Note: 1oz = 28.35 grams; 1lb = 16oz = 453.6 grams.

Molecular weight is based on Avogadro constant = 6.022 X 10^23; that's the number of atoms per mole and it has lots of zeros. The atomic weight of an element equals the atomic number, which is the number of protons (positive charges in the nucleus or atomic number) plus the number of neutrons (no charge particles) in the nucleus. Uranium is element 92 in the charts so has 92 protons, but the number neutrons can vary.

U238 has 92 protons and 146 neutrons. U235 has 92 protons and 143 neutrons. One mole of U238 ( 6.022 X 10^23 atoms) is 238 grams; one mole of U235 is 235 grams. The difference in molecular weight between a mole of U235 and U238 is 3 grams, the secret to enriching uranium.

The chemical properties (or chemistry) of an element depends on the number of electrons. For the purpose of chemistry (I'm simplifying this) we are concerned mostly with the outer or valance ring of an atom which can contain 1 to 8 electrons. (Electrons have a negative charge and are equal to the number of protons.)

An isotope of an element has the same atomic number or number of protons, but a different number of neutrons in the nucleus. Uranium has three naturally occurring isotopes: U234, U235, and U238. (U234 at 0.0055% or 55 parts per million is so rare it's ignored.) Only U235 can undergo nuclear fission and makes up 0.72% of natural uranium.

Let's return to Virginia uranium where 1 ton (2000 lbs) of ore can yield 1.2 lbs (544 grams) of uranium. Thus only 0.138 Oz or 3.92 grams of actual nuclear fuel U235 is produced. The rest ends up as mostly depleted uranium or left in the spent nuclear fuel rods.
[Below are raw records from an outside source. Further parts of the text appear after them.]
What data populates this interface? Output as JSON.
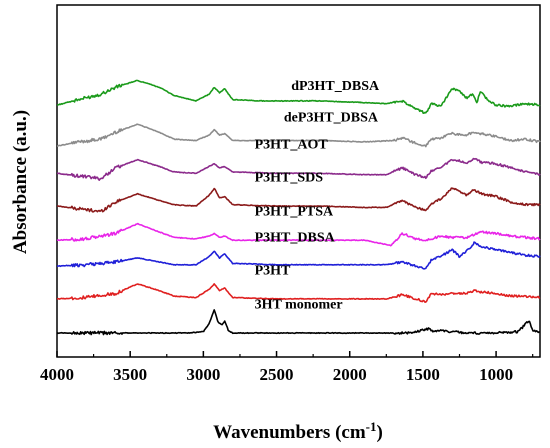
{
  "chart_data": {
    "type": "line",
    "title": "",
    "xlabel": "Wavenumbers (cm",
    "xlabel_sup": "-1",
    "xlabel_close": ")",
    "ylabel": "Absorbance (a.u.)",
    "xlim": [
      4000,
      700
    ],
    "x_reversed": true,
    "y_ticks_shown": false,
    "grid": false,
    "legend": "none",
    "x_ticks": [
      4000,
      3500,
      3000,
      2500,
      2000,
      1500,
      1000
    ],
    "x_tick_labels": [
      "4000",
      "3500",
      "3000",
      "2500",
      "2000",
      "1500",
      "1000"
    ],
    "series": [
      {
        "name": "dP3HT_DBSA",
        "color": "#1a9a1a",
        "offset": 8.0,
        "label_x": 2400,
        "points": [
          [
            4000,
            0.35
          ],
          [
            3850,
            0.55
          ],
          [
            3700,
            0.75
          ],
          [
            3600,
            1.0
          ],
          [
            3450,
            1.25
          ],
          [
            3300,
            1.0
          ],
          [
            3200,
            0.7
          ],
          [
            3050,
            0.5
          ],
          [
            2960,
            0.75
          ],
          [
            2925,
            1.0
          ],
          [
            2890,
            0.8
          ],
          [
            2855,
            0.95
          ],
          [
            2800,
            0.55
          ],
          [
            2600,
            0.5
          ],
          [
            2200,
            0.5
          ],
          [
            1950,
            0.45
          ],
          [
            1750,
            0.4
          ],
          [
            1640,
            0.5
          ],
          [
            1550,
            0.2
          ],
          [
            1480,
            0.05
          ],
          [
            1440,
            0.4
          ],
          [
            1380,
            0.3
          ],
          [
            1300,
            0.95
          ],
          [
            1250,
            0.85
          ],
          [
            1200,
            0.6
          ],
          [
            1160,
            0.75
          ],
          [
            1130,
            0.4
          ],
          [
            1110,
            0.85
          ],
          [
            1050,
            0.5
          ],
          [
            1000,
            0.35
          ],
          [
            900,
            0.3
          ],
          [
            800,
            0.4
          ],
          [
            700,
            0.35
          ]
        ]
      },
      {
        "name": "deP3HT_DBSA",
        "color": "#8c8c8c",
        "offset": 6.85,
        "label_x": 2450,
        "points": [
          [
            4000,
            0.0
          ],
          [
            3850,
            0.15
          ],
          [
            3700,
            0.25
          ],
          [
            3600,
            0.5
          ],
          [
            3450,
            0.8
          ],
          [
            3300,
            0.5
          ],
          [
            3200,
            0.25
          ],
          [
            3050,
            0.2
          ],
          [
            2960,
            0.4
          ],
          [
            2925,
            0.6
          ],
          [
            2890,
            0.4
          ],
          [
            2855,
            0.45
          ],
          [
            2800,
            0.2
          ],
          [
            2500,
            0.2
          ],
          [
            2200,
            0.2
          ],
          [
            1900,
            0.15
          ],
          [
            1700,
            0.2
          ],
          [
            1640,
            0.3
          ],
          [
            1550,
            0.1
          ],
          [
            1480,
            0.0
          ],
          [
            1440,
            0.25
          ],
          [
            1380,
            0.3
          ],
          [
            1300,
            0.45
          ],
          [
            1200,
            0.4
          ],
          [
            1160,
            0.5
          ],
          [
            1100,
            0.45
          ],
          [
            1000,
            0.35
          ],
          [
            900,
            0.2
          ],
          [
            800,
            0.25
          ],
          [
            700,
            0.15
          ]
        ]
      },
      {
        "name": "P3HT_AOT",
        "color": "#8b2a8b",
        "offset": 5.85,
        "label_x": 2650,
        "points": [
          [
            4000,
            0.0
          ],
          [
            3850,
            -0.1
          ],
          [
            3700,
            -0.2
          ],
          [
            3600,
            0.2
          ],
          [
            3450,
            0.5
          ],
          [
            3300,
            0.25
          ],
          [
            3200,
            0.05
          ],
          [
            3050,
            0.0
          ],
          [
            2960,
            0.25
          ],
          [
            2925,
            0.35
          ],
          [
            2890,
            0.2
          ],
          [
            2855,
            0.25
          ],
          [
            2800,
            0.05
          ],
          [
            2500,
            0.0
          ],
          [
            2200,
            0.0
          ],
          [
            1900,
            -0.05
          ],
          [
            1750,
            -0.05
          ],
          [
            1640,
            0.2
          ],
          [
            1550,
            -0.05
          ],
          [
            1480,
            -0.15
          ],
          [
            1440,
            0.1
          ],
          [
            1380,
            0.2
          ],
          [
            1300,
            0.5
          ],
          [
            1250,
            0.45
          ],
          [
            1200,
            0.35
          ],
          [
            1150,
            0.55
          ],
          [
            1100,
            0.4
          ],
          [
            1000,
            0.35
          ],
          [
            900,
            0.2
          ],
          [
            800,
            0.05
          ],
          [
            700,
            -0.05
          ]
        ]
      },
      {
        "name": "P3HT_SDS",
        "color": "#8b1a1a",
        "offset": 4.65,
        "label_x": 2650,
        "points": [
          [
            4000,
            0.0
          ],
          [
            3850,
            -0.1
          ],
          [
            3700,
            -0.2
          ],
          [
            3600,
            0.15
          ],
          [
            3450,
            0.45
          ],
          [
            3300,
            0.2
          ],
          [
            3200,
            0.05
          ],
          [
            3050,
            0.0
          ],
          [
            2960,
            0.4
          ],
          [
            2925,
            0.65
          ],
          [
            2890,
            0.3
          ],
          [
            2855,
            0.35
          ],
          [
            2800,
            0.05
          ],
          [
            2500,
            0.0
          ],
          [
            2200,
            0.0
          ],
          [
            1900,
            -0.05
          ],
          [
            1750,
            -0.05
          ],
          [
            1640,
            0.2
          ],
          [
            1550,
            -0.05
          ],
          [
            1480,
            -0.15
          ],
          [
            1440,
            0.1
          ],
          [
            1380,
            0.25
          ],
          [
            1300,
            0.65
          ],
          [
            1250,
            0.55
          ],
          [
            1200,
            0.4
          ],
          [
            1150,
            0.6
          ],
          [
            1100,
            0.45
          ],
          [
            1000,
            0.35
          ],
          [
            900,
            0.15
          ],
          [
            800,
            0.05
          ],
          [
            700,
            0.05
          ]
        ]
      },
      {
        "name": "P3HT_PTSA",
        "color": "#e825e8",
        "offset": 3.4,
        "label_x": 2650,
        "points": [
          [
            4000,
            0.0
          ],
          [
            3800,
            0.05
          ],
          [
            3600,
            0.25
          ],
          [
            3450,
            0.6
          ],
          [
            3300,
            0.3
          ],
          [
            3200,
            0.1
          ],
          [
            3050,
            0.05
          ],
          [
            2960,
            0.15
          ],
          [
            2925,
            0.25
          ],
          [
            2890,
            0.1
          ],
          [
            2855,
            0.15
          ],
          [
            2800,
            0.0
          ],
          [
            2500,
            0.0
          ],
          [
            2200,
            0.0
          ],
          [
            1900,
            0.0
          ],
          [
            1760,
            -0.15
          ],
          [
            1720,
            -0.2
          ],
          [
            1640,
            0.25
          ],
          [
            1550,
            0.05
          ],
          [
            1480,
            0.0
          ],
          [
            1440,
            0.05
          ],
          [
            1380,
            0.15
          ],
          [
            1300,
            0.1
          ],
          [
            1200,
            0.1
          ],
          [
            1150,
            0.2
          ],
          [
            1100,
            0.3
          ],
          [
            1000,
            0.25
          ],
          [
            900,
            0.15
          ],
          [
            800,
            0.1
          ],
          [
            700,
            0.05
          ]
        ]
      },
      {
        "name": "P3HT_DBSA",
        "color": "#2020d8",
        "offset": 2.45,
        "label_x": 2650,
        "points": [
          [
            4000,
            0.0
          ],
          [
            3800,
            0.05
          ],
          [
            3600,
            0.15
          ],
          [
            3450,
            0.3
          ],
          [
            3300,
            0.15
          ],
          [
            3200,
            0.05
          ],
          [
            3050,
            0.05
          ],
          [
            2960,
            0.35
          ],
          [
            2925,
            0.55
          ],
          [
            2890,
            0.3
          ],
          [
            2855,
            0.45
          ],
          [
            2800,
            0.1
          ],
          [
            2500,
            0.05
          ],
          [
            2200,
            0.05
          ],
          [
            1900,
            0.05
          ],
          [
            1750,
            0.05
          ],
          [
            1640,
            0.15
          ],
          [
            1550,
            0.0
          ],
          [
            1480,
            -0.1
          ],
          [
            1440,
            0.25
          ],
          [
            1380,
            0.35
          ],
          [
            1300,
            0.6
          ],
          [
            1250,
            0.35
          ],
          [
            1200,
            0.55
          ],
          [
            1150,
            0.85
          ],
          [
            1100,
            0.7
          ],
          [
            1000,
            0.6
          ],
          [
            900,
            0.5
          ],
          [
            800,
            0.4
          ],
          [
            700,
            0.35
          ]
        ]
      },
      {
        "name": "P3HT",
        "color": "#e02020",
        "offset": 1.25,
        "label_x": 2650,
        "points": [
          [
            4000,
            0.0
          ],
          [
            3800,
            0.05
          ],
          [
            3600,
            0.2
          ],
          [
            3450,
            0.55
          ],
          [
            3300,
            0.3
          ],
          [
            3200,
            0.1
          ],
          [
            3050,
            0.05
          ],
          [
            2960,
            0.35
          ],
          [
            2925,
            0.55
          ],
          [
            2890,
            0.3
          ],
          [
            2855,
            0.4
          ],
          [
            2800,
            0.05
          ],
          [
            2500,
            0.0
          ],
          [
            2200,
            0.0
          ],
          [
            1900,
            0.0
          ],
          [
            1750,
            0.0
          ],
          [
            1640,
            0.15
          ],
          [
            1550,
            0.0
          ],
          [
            1480,
            -0.1
          ],
          [
            1440,
            0.2
          ],
          [
            1380,
            0.15
          ],
          [
            1300,
            0.2
          ],
          [
            1200,
            0.2
          ],
          [
            1150,
            0.3
          ],
          [
            1100,
            0.25
          ],
          [
            1000,
            0.2
          ],
          [
            900,
            0.1
          ],
          [
            800,
            0.1
          ],
          [
            700,
            0.05
          ]
        ]
      },
      {
        "name": "3HT monomer",
        "color": "#000000",
        "offset": 0.0,
        "label_x": 2650,
        "points": [
          [
            4000,
            0.0
          ],
          [
            3500,
            0.0
          ],
          [
            3100,
            0.0
          ],
          [
            3000,
            0.05
          ],
          [
            2960,
            0.35
          ],
          [
            2925,
            0.85
          ],
          [
            2900,
            0.4
          ],
          [
            2870,
            0.3
          ],
          [
            2855,
            0.45
          ],
          [
            2830,
            0.1
          ],
          [
            2800,
            0.0
          ],
          [
            2500,
            0.0
          ],
          [
            2000,
            0.0
          ],
          [
            1600,
            0.0
          ],
          [
            1460,
            0.15
          ],
          [
            1420,
            0.05
          ],
          [
            1380,
            0.08
          ],
          [
            1200,
            0.0
          ],
          [
            1000,
            0.0
          ],
          [
            850,
            0.05
          ],
          [
            775,
            0.45
          ],
          [
            750,
            0.1
          ],
          [
            700,
            0.0
          ]
        ]
      }
    ]
  }
}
Producing 1 ton of uranium one must process (usually leaching with acids, etc.) a lot of rock.

Yellowcake is refined uranium ore that's 80-90% uranium.

If we really had to we could reprocess spent nuclear rods (somewhere around 80,000 to 100,000 tons are sitting at nuclear power plants), and use the U238 and depleted uranium (uranium with the U235 removed which thousands of tons are in storage) into plutonium which is just as useful for nuclear power as U235. We could also use thorium which like uranium is not a rare chemical element.

Because all uranium isotopes have identical chemical properties (determined by the atomic number and valance ring) there's no way to separate or concentrate fissionable U235 with a chemical process.

This is known as enriched uranium where the concentration of U235 is increased. Low-enriched uranium (LEU) "has a lower than 20% concentration of 235U. Commercial light water reactors (LWR), the most prevalent power reactors in the world, uranium is enriched to 3 to 5% U235." To even being close to being used in a nuclear bomb would require a 20% or better enrichment. So even if someone stole an entire fuel rod they still can't make a bomb.

That 3 gram per mole difference mentioned above allows through various complicated processes the increase of the level of U235. Even 20% U235 really won't work as a bomb either. The Little Boy bomb, dropped by the United States on Hiroshima in 1945, used 64 kilograms (141 lbs) of 80% enriched uranium.